Hajj 'selfie craze' bemuses Islamic clerics

Muslim pilgrims circle around the kaaba in Mecca Image copyright AFP
Image caption Muslims circle around the kaaba in Mecca as part of the pilgrimage

A new fashion for taking a selfie while on pilgrimage to the holy sites of Islam is being greeted with disapproval by some clerics, it has been reported.

A growing number of pilgrims are taking pictures of themselves while on the hajj - the main pilgrimage Muslims seek to perform at least once in their life - and posting it on social media for friends and family at home, according to the Arab News website. Favourite scenes include the key steps of the pilgrimage, such as the ritual walk around the Kaaba in Mecca or trying to kiss the black stone inside. The practice apparently took off after the authorities relaxed a previous ban on camera phones inside the holy sites.
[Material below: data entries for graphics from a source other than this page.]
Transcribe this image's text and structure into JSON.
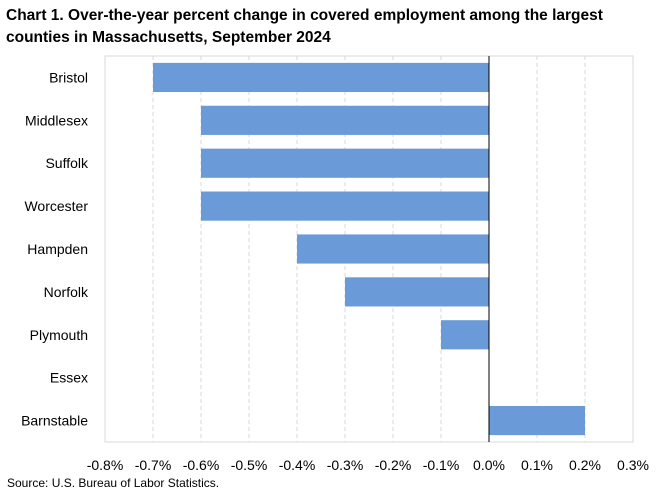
{
  "title": "Chart 1. Over-the-year percent change in covered employment among the largest counties in Massachusetts, September 2024",
  "source": "Source: U.S. Bureau of Labor Statistics.",
  "chart_data": {
    "type": "bar",
    "orientation": "horizontal",
    "categories": [
      "Bristol",
      "Middlesex",
      "Suffolk",
      "Worcester",
      "Hampden",
      "Norfolk",
      "Plymouth",
      "Essex",
      "Barnstable"
    ],
    "values": [
      -0.7,
      -0.6,
      -0.6,
      -0.6,
      -0.4,
      -0.3,
      -0.1,
      0.0,
      0.2
    ],
    "xlim": [
      -0.8,
      0.3
    ],
    "ticks": [
      -0.8,
      -0.7,
      -0.6,
      -0.5,
      -0.4,
      -0.3,
      -0.2,
      -0.1,
      0.0,
      0.1,
      0.2,
      0.3
    ],
    "tick_labels": [
      "-0.8%",
      "-0.7%",
      "-0.6%",
      "-0.5%",
      "-0.4%",
      "-0.3%",
      "-0.2%",
      "-0.1%",
      "0.0%",
      "0.1%",
      "0.2%",
      "0.3%"
    ],
    "bar_color": "#6a9ad8",
    "grid": "vertical dashed",
    "legend": "none"
  }
}
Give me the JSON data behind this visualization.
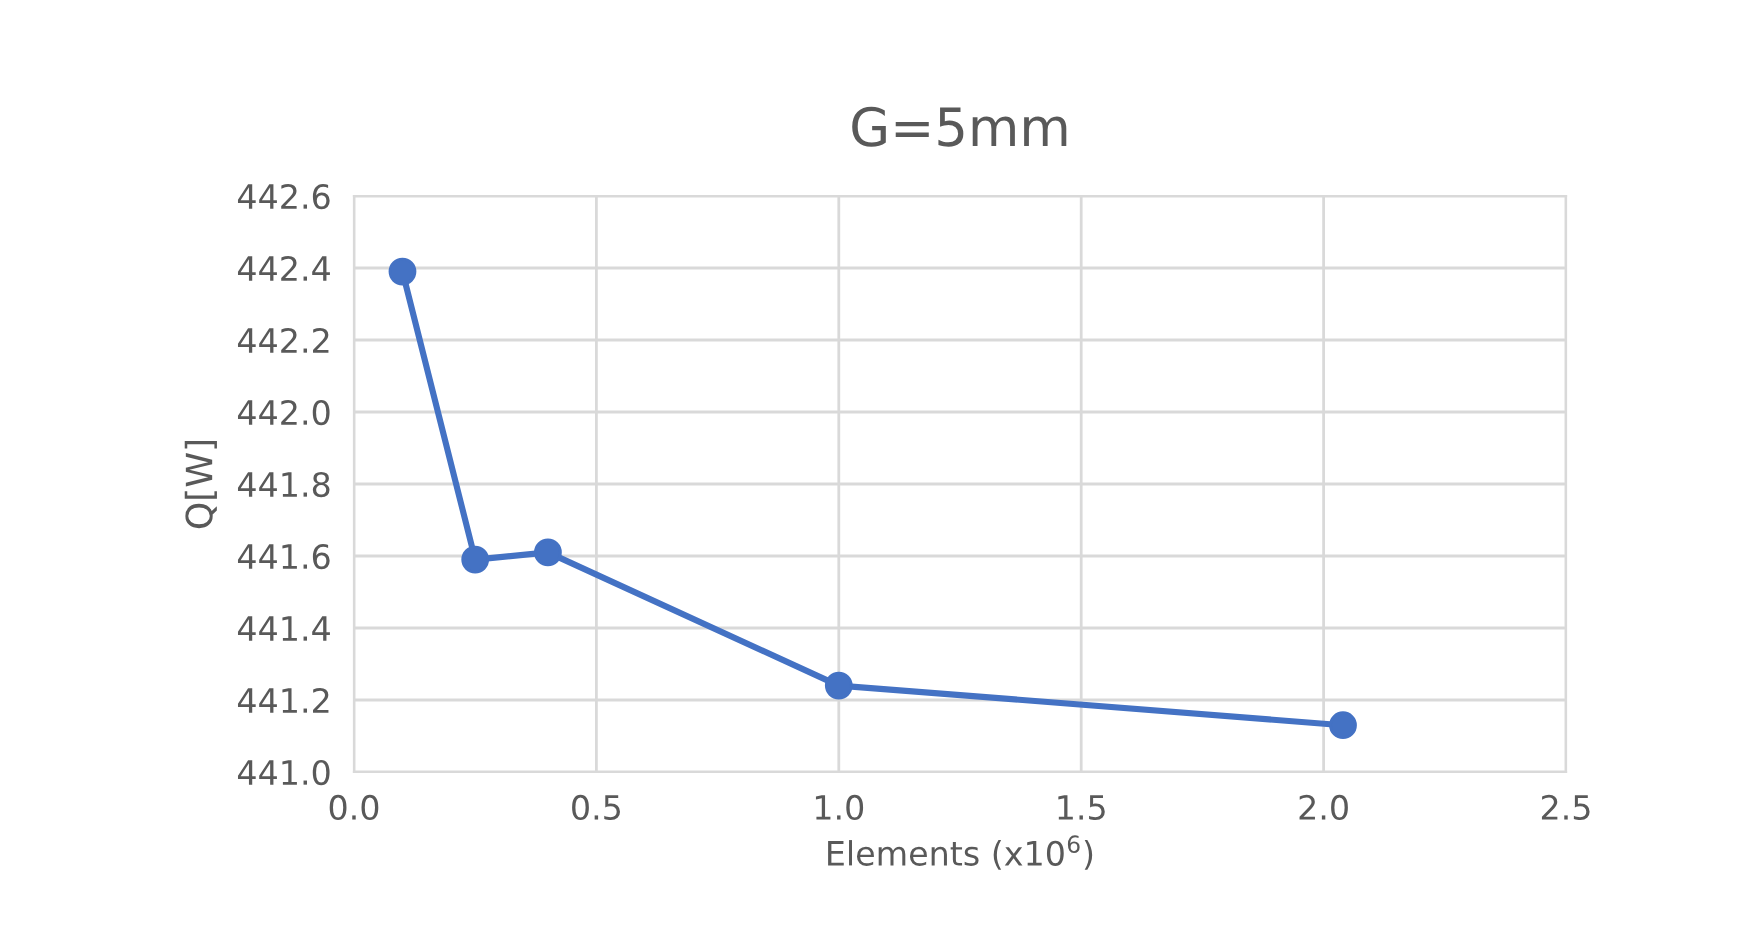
{
  "chart_data": {
    "type": "line",
    "title": "G=5mm",
    "xlabel": "Elements (x10$^{6}$)",
    "ylabel": "Q[W]",
    "x": [
      0.1,
      0.25,
      0.4,
      1.0,
      2.04
    ],
    "series": [
      {
        "color": "#4472c4",
        "values": [
          442.39,
          441.59,
          441.61,
          441.24,
          441.13
        ]
      }
    ],
    "xlim": [
      0.0,
      2.5
    ],
    "xticks": [
      {
        "value": 0,
        "label": "0.0"
      },
      0.5,
      {
        "value": 1,
        "label": "1.0"
      },
      1.5,
      {
        "value": 2,
        "label": "2.0"
      },
      2.5
    ],
    "ylim": [
      441.0,
      442.6
    ],
    "yticks": [
      {
        "value": 441,
        "label": "441.0"
      },
      441.2,
      441.4,
      441.6,
      441.8,
      {
        "value": 442,
        "label": "442.0"
      },
      442.2,
      442.4,
      442.6
    ],
    "grid": true,
    "marker": "circle",
    "line_style": "solid",
    "legend": false
  }
}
Now several religious scholars have spoken out against "selfie fever" as "touristy behaviour". "Taking such selfies and videos defy the wish of our prophet," Saudi cleric Assim Al-Hakeem says. "It is as though the only purpose of this trip is to take pictures and not worship," another, Abdul Razzaq Al-Badr, grumbles. But some think the chorus of disapproval - even a former grand mufti in Egypt has been critical - is unlikely to have an effect. "So many people have camera phones, it's not easy to stop," one pilgrim says.